Dank guter Polyolefinmargen in Europa und besserer Düngemittel-Ergebnisse erzielte Borealis heuer im zweiten Quartal mehr Gewinn. Der Nettogewinn stieg im Jahresabstand von 293 Mio. auf 328 Mio. Euro. Die Erfolge in den beiden Bereichen hätten den schwächeren asiatischen Polyolefinmarkt kompensiert, heißt es. Am Düngemittel-Markt habe es im Halbjahr einen maßgeblichen Aufschwung gegeben. Dagegen sei Borouge - das Kunststoff-Joint-Venture mit der Abu Dhabi National Oil Company (ADNOC) - mit einer Abschwächung des Polyolefinmarkts in Asien konfrontiert. Fürs zweite Halbjahr erwartet man starken Druck auf die PO-Margen in Europa - man sei aber zuversichtlich, dass das Pflanzennährstoffgeschäft weiter einem positiven Trend folgen werde.
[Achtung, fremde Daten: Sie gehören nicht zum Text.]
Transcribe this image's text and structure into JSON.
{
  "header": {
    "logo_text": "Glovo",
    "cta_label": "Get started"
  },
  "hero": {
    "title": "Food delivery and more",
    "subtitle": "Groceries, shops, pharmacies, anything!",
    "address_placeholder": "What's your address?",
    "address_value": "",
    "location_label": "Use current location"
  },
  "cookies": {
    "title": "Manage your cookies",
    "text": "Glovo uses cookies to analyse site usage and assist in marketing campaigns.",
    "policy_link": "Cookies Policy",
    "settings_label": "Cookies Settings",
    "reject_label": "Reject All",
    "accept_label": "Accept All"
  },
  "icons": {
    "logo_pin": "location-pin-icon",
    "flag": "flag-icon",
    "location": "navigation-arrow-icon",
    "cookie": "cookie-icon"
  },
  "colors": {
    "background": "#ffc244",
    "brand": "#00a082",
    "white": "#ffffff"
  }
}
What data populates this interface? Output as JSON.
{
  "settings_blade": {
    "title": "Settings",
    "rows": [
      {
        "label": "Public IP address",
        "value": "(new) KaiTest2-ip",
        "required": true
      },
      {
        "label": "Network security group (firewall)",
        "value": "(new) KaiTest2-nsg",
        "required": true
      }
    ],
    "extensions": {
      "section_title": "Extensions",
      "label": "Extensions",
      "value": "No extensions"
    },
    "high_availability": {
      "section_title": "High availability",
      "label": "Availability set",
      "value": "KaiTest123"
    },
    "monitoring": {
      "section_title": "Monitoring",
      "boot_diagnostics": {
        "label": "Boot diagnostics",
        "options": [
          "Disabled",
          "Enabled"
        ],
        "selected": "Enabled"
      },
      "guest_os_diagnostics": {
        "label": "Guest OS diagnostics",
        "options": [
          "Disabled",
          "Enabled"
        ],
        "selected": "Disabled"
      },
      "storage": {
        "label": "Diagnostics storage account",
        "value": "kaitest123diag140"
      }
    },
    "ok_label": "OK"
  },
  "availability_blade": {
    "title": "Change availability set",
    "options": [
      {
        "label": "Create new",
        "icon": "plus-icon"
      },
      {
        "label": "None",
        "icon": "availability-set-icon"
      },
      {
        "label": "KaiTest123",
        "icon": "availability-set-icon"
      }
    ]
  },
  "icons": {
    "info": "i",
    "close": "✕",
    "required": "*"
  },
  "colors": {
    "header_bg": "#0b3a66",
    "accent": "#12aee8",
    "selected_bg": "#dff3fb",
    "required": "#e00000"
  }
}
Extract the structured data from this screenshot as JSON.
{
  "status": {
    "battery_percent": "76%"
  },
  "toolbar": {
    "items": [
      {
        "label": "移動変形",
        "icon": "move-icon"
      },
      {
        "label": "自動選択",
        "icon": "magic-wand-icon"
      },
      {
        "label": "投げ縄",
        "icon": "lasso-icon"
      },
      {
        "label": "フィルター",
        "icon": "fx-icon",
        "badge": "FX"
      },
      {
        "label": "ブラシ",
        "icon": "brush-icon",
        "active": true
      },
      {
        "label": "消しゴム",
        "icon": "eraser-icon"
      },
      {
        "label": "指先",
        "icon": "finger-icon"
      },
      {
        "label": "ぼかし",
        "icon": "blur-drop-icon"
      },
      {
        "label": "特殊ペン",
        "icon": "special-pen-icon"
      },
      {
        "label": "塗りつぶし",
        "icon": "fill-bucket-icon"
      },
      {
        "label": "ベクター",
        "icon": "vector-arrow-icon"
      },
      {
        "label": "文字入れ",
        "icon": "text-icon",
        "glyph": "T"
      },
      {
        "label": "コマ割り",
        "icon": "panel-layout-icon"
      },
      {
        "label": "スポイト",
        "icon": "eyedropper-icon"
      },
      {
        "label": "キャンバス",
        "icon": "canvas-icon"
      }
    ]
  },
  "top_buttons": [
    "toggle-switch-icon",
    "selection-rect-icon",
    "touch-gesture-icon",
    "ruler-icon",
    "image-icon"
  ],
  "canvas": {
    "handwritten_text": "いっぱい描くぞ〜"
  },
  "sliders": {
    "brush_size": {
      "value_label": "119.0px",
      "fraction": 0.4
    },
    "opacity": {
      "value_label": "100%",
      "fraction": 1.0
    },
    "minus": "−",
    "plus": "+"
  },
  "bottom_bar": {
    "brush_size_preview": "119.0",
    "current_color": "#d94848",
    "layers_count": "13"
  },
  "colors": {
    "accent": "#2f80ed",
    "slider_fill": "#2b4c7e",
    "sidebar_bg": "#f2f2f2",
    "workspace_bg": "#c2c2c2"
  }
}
Der Borealis-Umsatz (ohne At-equity-Beteiligungen) blieb im zweiten Quartal bei 2,14 Mrd. Euro und lag im Halbjahr bei 4,28 (4,20) Mrd. Euro. Der Gesamtumsatz betrug im Quartal 2,58 (2,46) Mrd., im Halbjahr 5,13 (4,85) Mrd. Euro. Der Nettogewinn stagnierte im Halbjahr bei 528 (533) Mio. Euro, die Verschuldungsquote (Gearing) erhöhte sich im Periodenvergleich nur leicht auf 22 (19) Prozent.

Neue Anlagen in Bau

Damit sei man "finanziell weiter stark aufgestellt", betonte Stern. Das sei auch nötig, weil man eine Reihe von Projekten verfolge. So habe man etwa in Texas (USA) "signifikante Fortschritte" gemacht beim Bau des neuen Steam Crackers zur Ethylenproduktion sowie der neuen Borstar-Polyethylen-Anlage, die nach früheren Angaben 625.000 Tonnen Jahreskapazität haben soll, Partner ist dort unter anderem Total. Die Fertigstellung sei für das erste Quartal 2021 geplant, so CEO Stern. Das Texas-Investment ist Teil der Borealis-Strategie, sich kostengünstige Rohstoffe verfügbar zu machen, in diesem Fall Ethan.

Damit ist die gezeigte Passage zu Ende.